The 29yo in the phillipines story is to play on your insecurities

It's probably bollocks, but either way, nothing for you to be worried about. He's dumped. Make sure it stays that way.

SuperFlyHigh · 30/09/2016 21:23

Matilda I thought he sounded more Plymouth Brethren than RC!

Briefly in secondary school 2 girls joined our school for the first 2 years (11/12 and 13) who were Plymouth Brethren, they weren't massively different to us girls but were never allowed to invite friends home and wore home made clothes on the whole (one of them had a mother who bought her normal clothes occasionally). After I think 2 years they were suddenly removed to a different school or moved area.

I'm sure they're fine now but I sometimes wonder what happened to them.
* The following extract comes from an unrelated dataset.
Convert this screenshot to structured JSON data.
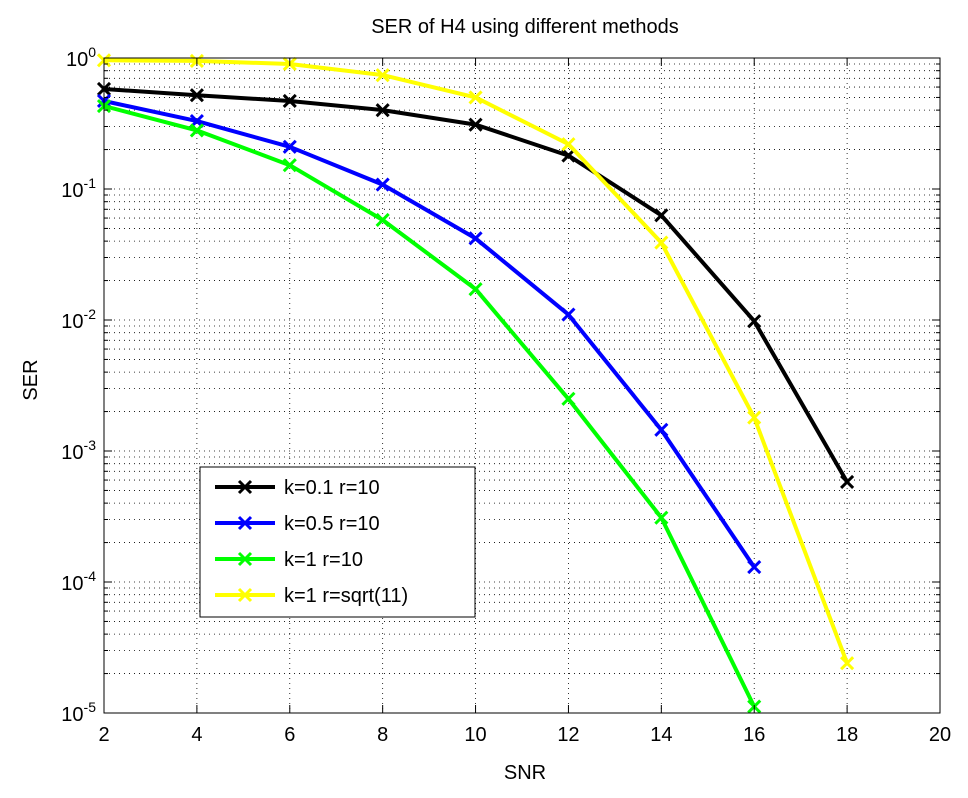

OP also a close friend of mine has tried Christian dating sites as she is Christian (though 43) and had little or no success or scammed onto other sites.

FlouncingIntoAutumn · 30/09/2016 21:42

34 isn't old. I married my second husband after this age. We had our DD at 37. People (women) have children occassionally into their 60s now.

I online dated. I met some lovely people, some okay people, some who just weren't my type. You're better than okay (so was I). No relationship runs completely smoothly but just okay is not enough to manage the lumps and bumps. Celebrate your friends unions. Let it bring you hope that with a bit of ongoing dating effort on your part life will keep moving forwards for you too.

Get yourself back online as soon as you feel ready and take life one step at a time.

P.S. your mum and brother sound very grounded people. Would you consider letting them do any introductions? Sometimes those wbo know us best are able to match us and who knows where the spark of interest will come from.